En plein débat sur les ravages du crack à Paris, le gouvernement s'achemine-t-il vers un développement des "salles de shoot" ? Le ministère de la Santé a officialisé vendredi son souhait d'autoriser durablement l'existence de ces salles de consommation à moindre risque.
Le ministère "souhaite pérenniser ces dispositifs dans le droit commun, afin de laisser la possibilité aux communes d'ouvrir de nouvelles salles", face au bilan "positif" des deux structures expérimentées à Paris et Strasbourg depuis 2016, ont expliqué les services d'Olivier Véran à l'AFP, confirmant une information du Monde.
Projets en gestation à Bordeaux et Marseille
Ces salles permettent à des centaines de toxicomanes de s'injecter de l'héroïne et d'autres opiacés avec du matériel stérile et, dans une moindre mesure depuis fin 2019, de fumer du crack dans un environnement sécurisé. Le cadre dérogatoire qui leur permet d'opérer prend fin en 2022 et une pérennisation nécessite de les inscrire dans la loi avant la fin du mandat présidentiel d'Emmanuel Macron.

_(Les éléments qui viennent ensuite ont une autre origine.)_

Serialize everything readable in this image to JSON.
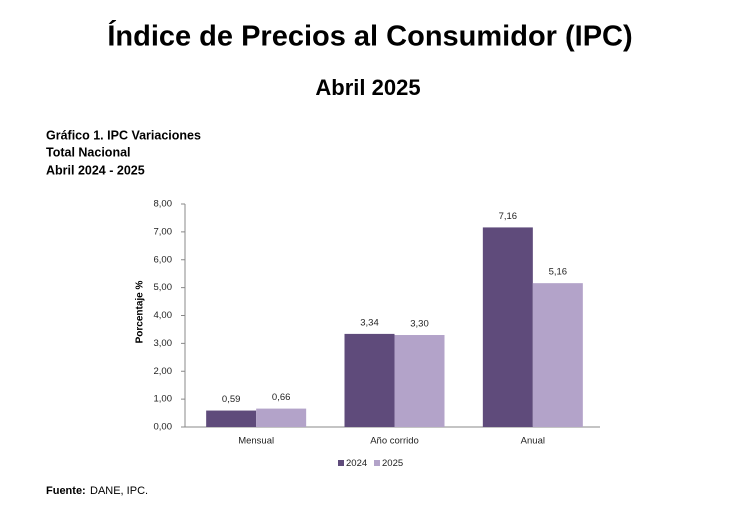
{
  "chart_data": {
    "type": "bar",
    "title": "Índice de Precios al Consumidor (IPC)",
    "subtitle": "Abril 2025",
    "chart_title": [
      "Gráfico 1. IPC Variaciones",
      "Total Nacional",
      "Abril 2024 - 2025"
    ],
    "ylabel": "Porcentaje %",
    "categories": [
      "Mensual",
      "Año corrido",
      "Anual"
    ],
    "series": [
      {
        "name": "2024",
        "color": "#5f4b7b",
        "values": [
          0.59,
          3.34,
          7.16
        ],
        "value_labels": [
          "0,59",
          "3,34",
          "7,16"
        ]
      },
      {
        "name": "2025",
        "color": "#b3a3c9",
        "values": [
          0.66,
          3.3,
          5.16
        ],
        "value_labels": [
          "0,66",
          "3,30",
          "5,16"
        ]
      }
    ],
    "ylim": [
      0,
      8
    ],
    "yticks": [
      {
        "value": 0,
        "label": "0,00"
      },
      {
        "value": 1,
        "label": "1,00"
      },
      {
        "value": 2,
        "label": "2,00"
      },
      {
        "value": 3,
        "label": "3,00"
      },
      {
        "value": 4,
        "label": "4,00"
      },
      {
        "value": 5,
        "label": "5,00"
      },
      {
        "value": 6,
        "label": "6,00"
      },
      {
        "value": 7,
        "label": "7,00"
      },
      {
        "value": 8,
        "label": "8,00"
      }
    ],
    "grid": false,
    "legend": "bottom",
    "source_label": "Fuente:",
    "source": "DANE, IPC."
  }
}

La création de nouvelles salles pourrait ainsi être autorisée au cas par cas par le ministère, après concertation entre élus locaux, agences régionales de santé, préfectures et parquets.
Politiquement épineux, des projets de ce type sont en gestation depuis des mois à Bordeaux et à Marseille et ont été mis en sourdine lors des dernières élections municipales.
Cette pérennisation n'est toutefois pas encore actée. Le sujet doit être arbitré prochainement par le Premier ministre Jean Castex, au moment même où les autorités semblent impuissantes pour endiguer la consommation de crack qui gangrène le nord-est de Paris, malgré un plan mené conjointement depuis trois ans par la ville et divers services de l'État.
Face à une situation qui dégénérait dans le quartier parisien de Stalingrad, la police tente depuis fin mai de contenir les fumeurs de crack dans le parc du jardin d’Éole, au grand dam des riverains.
Polémique à Paris
Fin mai, l’Inserm a recommandé "une mise à l'échelle nationale" des salles de consommation à moindre risque, dans une étude faisant le bilan des dispositifs français. Selon ce document, les deux "salles de shoot" de Paris et Strasbourg démontrent leur efficacité.
Les toxicomanes qui les fréquentent sont en meilleure santé, ont moins de risque de contracter le VIH ou l'hépatite C et finissent moins aux urgences. L'étude conclut également à "une absence de détérioration de la tranquillité publique" depuis leur création.
Les vécus parisiens et strasbourgeois restent pourtant très différents. Située dans l'enceinte d'un vaste hôpital, avec peu de riverains autour, la salle alsacienne est plutôt consensuelle. Mais celle implantée dans la capitale, en plein cœur du Xe arrondissement, continue de faire polémique. "Avant, les toxicomanes s'injectaient (le produit) dans des recoins du quartier près de la Gare du Nord, on était moins exposés", raconte à l’ADP Sophie, une voisine souhaitant rester anonyme.
"À l'extérieur de la salle, ça ne se passe pas bien du tout", poursuit la quadragénaire, excédée par les injections, bagarres et défécations en pleine rue. "Les toxicomanes errent dans nos rues, sans suivi psychiatrique ni hébergement, et les autorités minimisent ce qu'on vit".
Riveraine depuis 15 ans, Cécile Dumas estime de son côté que "l'arrivée de la salle a plutôt permis de réduire les injections dehors" et apprécie d'avoir "un interlocuteur à appeler en cas de problème" avec un toxicomane. Cette documentariste a "vu la différence lorsque la salle a quasiment fermé pendant le premier confinement : la dégradation était très nette, avec beaucoup plus d'injections." "Ce qui est clair, c'est qu'avec une seule salle pour Paris et toute sa région, ça ne peut pas marcher", considère-t-elle.
Un discours également porté par Gaïa, l'association gestionnaire de la structure. "Bien sûr que tout n'est pas parfait, mais c'est parce que nous sommes seuls", argue sa présidente Elisabeth Avril, soulignant aussi les déficiences en matière d'hébergement et de prise en charge psychiatrique.
"Des villes comme Barcelone, Zurich ou Montréal ont toutes plusieurs salles", abonde la déléguée générale de la Fédération Addiction, Nathalie Latour, qui dénonce "une situation ubuesque" à Paris. "Faire une maraude au jardin d'Eole, c'est déjà accompagner la consommation de crack, mais dans des conditions dramatiques. Utilisons les vrais outils à notre disposition", souhaite-t-elle.